Creator of TOR Gets Furious
Roger Dingledine, the creator of TOR, angrily accused Carnegie Mellon researchers for assisting the US Government to hunt down criminals:
The Tor Project has learned more about last year’s attack by Carnegie Mellon Researchers on the hidden subservice system. Apparently these researchers were paid by the FBI to attack hidden services users in a broad sweep, and then sift through their data to find people whom they could accuse of crimes” — Roger Dingledine, 2005
The fact that Dingledine had to call out researchers for not obeying ethical codes implies TOR is not as anonymous from government surveillance as one would like to think.
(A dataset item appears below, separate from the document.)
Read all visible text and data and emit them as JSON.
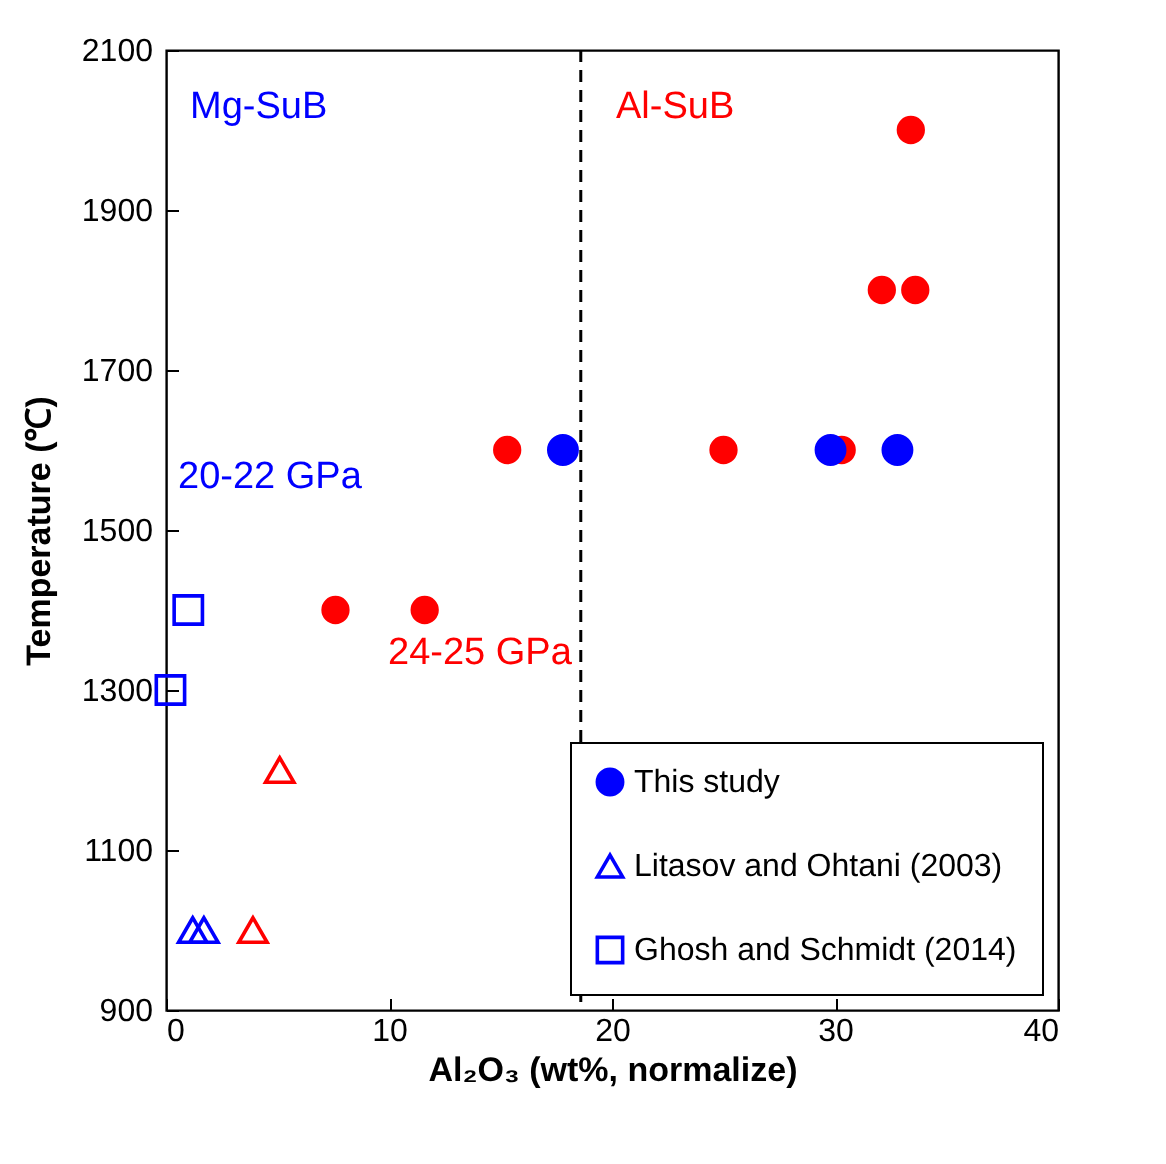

Edward Snowden, the whisteblower that leaked NSA top-secret documents to the world, is also a huge advocate of TOR. Yet ironically, even the NSA documents he leaked point out the NSA is able to de-anonymize at least a small fraction of TOR users.1
One of the best books that documents the secret miliary history and alliance of tech companies with the federal government and its digital surveillance programs is Surveillance Valley: The Secret Military History of the Internet by Yasha Levine. This book truly has opened my eyes to how intrusive the US Federal Government has become in spying on our personal lives. The surveillance tactics the government exercises will make one more sympathetic to Edward Snowden and why he leaked his documents: digital surveillance is a serious threat to our First, Fourth, and Fifth Amendments.
For the rest of this article I will be citing Levine’s great book.
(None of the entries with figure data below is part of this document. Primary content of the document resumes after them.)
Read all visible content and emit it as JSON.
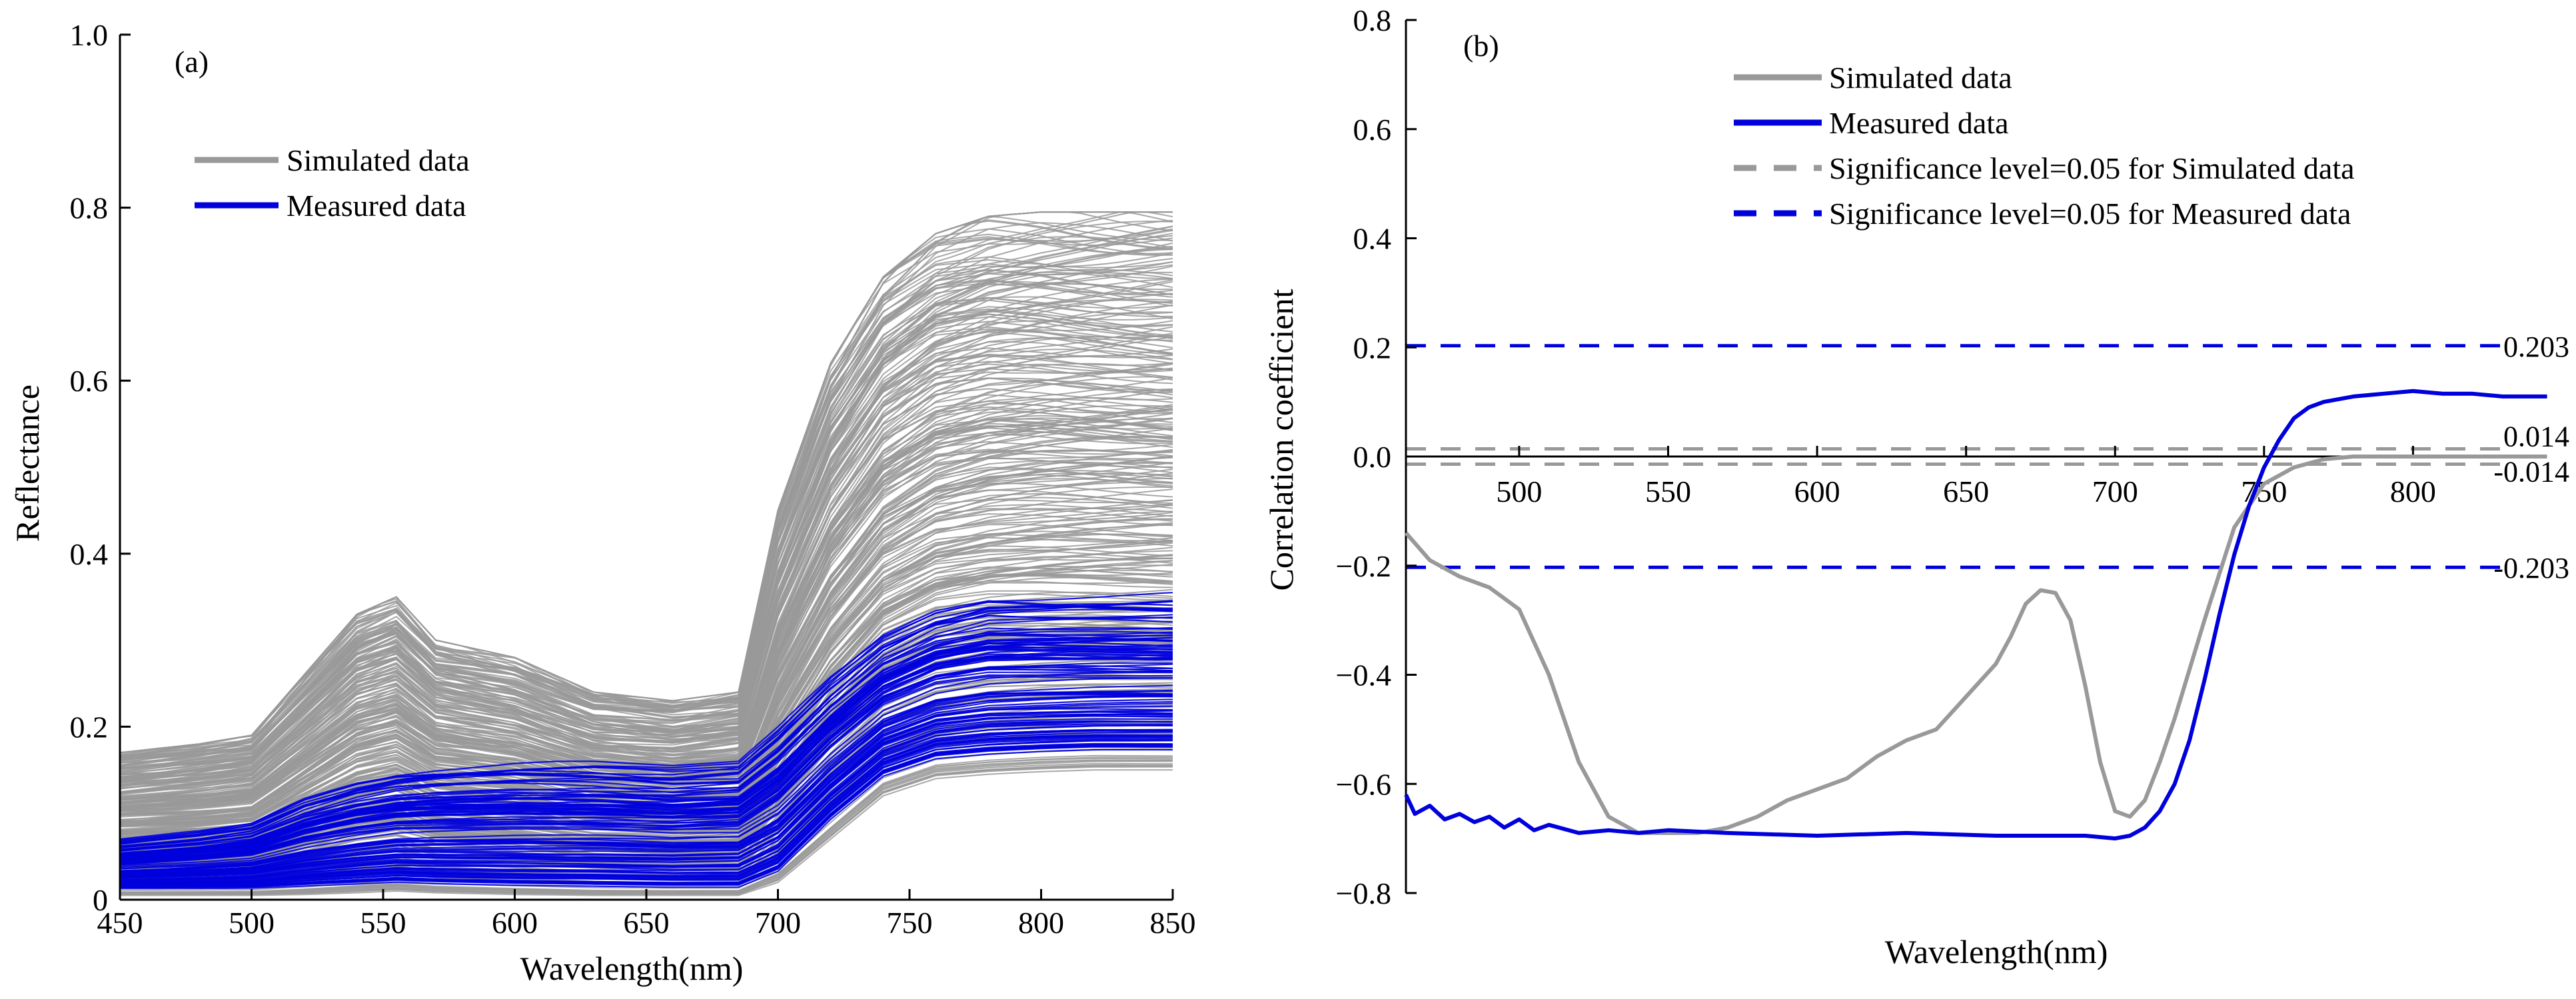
{
  "chart_data": [
    {
      "id": "a",
      "type": "line",
      "panel_label": "(a)",
      "xlabel": "Wavelength(nm)",
      "ylabel": "Reflectance",
      "xlim": [
        450,
        850
      ],
      "ylim": [
        0,
        1.0
      ],
      "xticks": [
        450,
        500,
        550,
        600,
        650,
        700,
        750,
        800,
        850
      ],
      "yticks": [
        0,
        0.2,
        0.4,
        0.6,
        0.8,
        1.0
      ],
      "ytick_labels": [
        "0",
        "0.2",
        "0.4",
        "0.6",
        "0.8",
        "1.0"
      ],
      "legend_position": "upper-left",
      "legend": [
        {
          "label": "Simulated data",
          "color": "#999999",
          "style": "solid"
        },
        {
          "label": "Measured data",
          "color": "#0000dd",
          "style": "solid"
        }
      ],
      "series": [
        {
          "name": "Simulated data",
          "color": "#999999",
          "description": "Dense family of simulated reflectance spectra filling the band between the envelopes",
          "x": [
            450,
            480,
            500,
            520,
            540,
            555,
            570,
            600,
            630,
            660,
            685,
            700,
            720,
            740,
            760,
            780,
            800,
            820,
            850
          ],
          "upper_envelope": [
            0.17,
            0.18,
            0.19,
            0.26,
            0.33,
            0.35,
            0.3,
            0.28,
            0.24,
            0.23,
            0.24,
            0.45,
            0.62,
            0.72,
            0.77,
            0.79,
            0.795,
            0.795,
            0.795
          ],
          "lower_envelope": [
            0.005,
            0.005,
            0.005,
            0.006,
            0.008,
            0.01,
            0.008,
            0.006,
            0.005,
            0.005,
            0.005,
            0.02,
            0.07,
            0.12,
            0.14,
            0.145,
            0.148,
            0.15,
            0.15
          ]
        },
        {
          "name": "Measured data",
          "color": "#0000dd",
          "description": "Family of measured reflectance spectra",
          "x": [
            450,
            480,
            500,
            520,
            540,
            555,
            570,
            600,
            630,
            660,
            685,
            700,
            720,
            740,
            760,
            780,
            800,
            820,
            850
          ],
          "upper_envelope": [
            0.07,
            0.08,
            0.09,
            0.12,
            0.14,
            0.15,
            0.155,
            0.16,
            0.16,
            0.155,
            0.16,
            0.2,
            0.26,
            0.31,
            0.34,
            0.355,
            0.355,
            0.355,
            0.355
          ],
          "lower_envelope": [
            0.012,
            0.012,
            0.012,
            0.014,
            0.016,
            0.018,
            0.016,
            0.014,
            0.013,
            0.012,
            0.012,
            0.03,
            0.09,
            0.14,
            0.16,
            0.165,
            0.168,
            0.17,
            0.17
          ]
        }
      ]
    },
    {
      "id": "b",
      "type": "line",
      "panel_label": "(b)",
      "xlabel": "Wavelength(nm)",
      "ylabel": "Correlation coefficient",
      "xlim": [
        462,
        850
      ],
      "ylim": [
        -0.8,
        0.8
      ],
      "xticks": [
        500,
        550,
        600,
        650,
        700,
        750,
        800
      ],
      "yticks": [
        -0.8,
        -0.6,
        -0.4,
        -0.2,
        0.0,
        0.2,
        0.4,
        0.6,
        0.8
      ],
      "ytick_labels": [
        "−0.8",
        "−0.6",
        "−0.4",
        "−0.2",
        "0.0",
        "0.2",
        "0.4",
        "0.6",
        "0.8"
      ],
      "legend_position": "top-right",
      "legend": [
        {
          "label": "Simulated data",
          "color": "#999999",
          "style": "solid"
        },
        {
          "label": "Measured data",
          "color": "#0000dd",
          "style": "solid"
        },
        {
          "label": "Significance level=0.05 for Simulated data",
          "color": "#999999",
          "style": "dashed"
        },
        {
          "label": "Significance level=0.05 for Measured data",
          "color": "#0000dd",
          "style": "dashed"
        }
      ],
      "reference_lines": [
        {
          "value": 0.203,
          "label": "0.203",
          "color": "#0000dd"
        },
        {
          "value": 0.014,
          "label": "0.014",
          "color": "#999999"
        },
        {
          "value": -0.014,
          "label": "-0.014",
          "color": "#999999"
        },
        {
          "value": -0.203,
          "label": "-0.203",
          "color": "#0000dd"
        }
      ],
      "series": [
        {
          "name": "Simulated data",
          "color": "#999999",
          "x": [
            462,
            470,
            480,
            490,
            500,
            510,
            520,
            530,
            540,
            550,
            560,
            570,
            580,
            590,
            600,
            610,
            620,
            630,
            640,
            650,
            660,
            665,
            670,
            675,
            680,
            685,
            690,
            695,
            700,
            705,
            710,
            715,
            720,
            730,
            740,
            750,
            760,
            770,
            780,
            790,
            800,
            820,
            845
          ],
          "values": [
            -0.14,
            -0.19,
            -0.22,
            -0.24,
            -0.28,
            -0.4,
            -0.56,
            -0.66,
            -0.69,
            -0.69,
            -0.69,
            -0.68,
            -0.66,
            -0.63,
            -0.61,
            -0.59,
            -0.55,
            -0.52,
            -0.5,
            -0.44,
            -0.38,
            -0.33,
            -0.27,
            -0.245,
            -0.25,
            -0.3,
            -0.42,
            -0.56,
            -0.65,
            -0.66,
            -0.63,
            -0.56,
            -0.48,
            -0.3,
            -0.13,
            -0.05,
            -0.02,
            -0.005,
            0.0,
            0.0,
            0.0,
            0.0,
            0.0
          ]
        },
        {
          "name": "Measured data",
          "color": "#0000dd",
          "x": [
            462,
            465,
            470,
            475,
            480,
            485,
            490,
            495,
            500,
            505,
            510,
            520,
            530,
            540,
            550,
            570,
            600,
            630,
            660,
            690,
            700,
            705,
            710,
            715,
            720,
            725,
            730,
            735,
            740,
            745,
            750,
            755,
            760,
            765,
            770,
            780,
            790,
            800,
            810,
            820,
            830,
            845
          ],
          "values": [
            -0.62,
            -0.655,
            -0.64,
            -0.665,
            -0.655,
            -0.67,
            -0.66,
            -0.68,
            -0.665,
            -0.685,
            -0.675,
            -0.69,
            -0.685,
            -0.69,
            -0.685,
            -0.69,
            -0.695,
            -0.69,
            -0.695,
            -0.695,
            -0.7,
            -0.695,
            -0.68,
            -0.65,
            -0.6,
            -0.52,
            -0.41,
            -0.29,
            -0.18,
            -0.09,
            -0.02,
            0.03,
            0.07,
            0.09,
            0.1,
            0.11,
            0.115,
            0.12,
            0.115,
            0.115,
            0.11,
            0.11
          ]
        }
      ]
    }
  ]
}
In fact the NSA began working on cracking TOR since the year Dingledine signed the military contract to fund TOR! Turns out the NSA has been spying on members of Al Qaeda using TOR.
No Signal Will Not Save You Either
Even Signal is vulnerable to government surveillance. Edward Snowden’s leaks point out the NSA can simply send all information on people’s phones to the NSA. That would include all text messages people send through Signal. It really does not matter if Signal is “end-to-end encrypted” if there is malware in your device that keylogs everything you type to an attacker.
This was confirmed to be the case in a 2007 Wikileaks report. Both the CIA and NSA worked together to develop keylogger tools.2 The tools would report the phone user’s geolocation, audio, and text communications.
This is why in 2016 protestors of the Democratic National Convention were surprised to find that the police were able to figure out where they were despite using Signal. Every time your phone communicates with Signal its obvious to law enforcement who is using and who is not!
With saying in his book Levine concludes privacy technologies like Tor and Signal provide a false sense of security.
Levine concludes the only real way to resolve this is to convince the people in power to discontinue such behavior. That’s not a problem that can solved with any software. That takes political and democratic action to resolve as citizens of the republic. We must learn to team up with the correct organizations that are dedicated to this. I am researching suitable organizations and will in the future let you know what I find.
“Tor Stinks: NSA Presentation Document.” The Guardian, 4 Oct. 2013, www.theguardian.com/world/interactive/2013/oct/04/tor-stinks-nsa-presentation-document.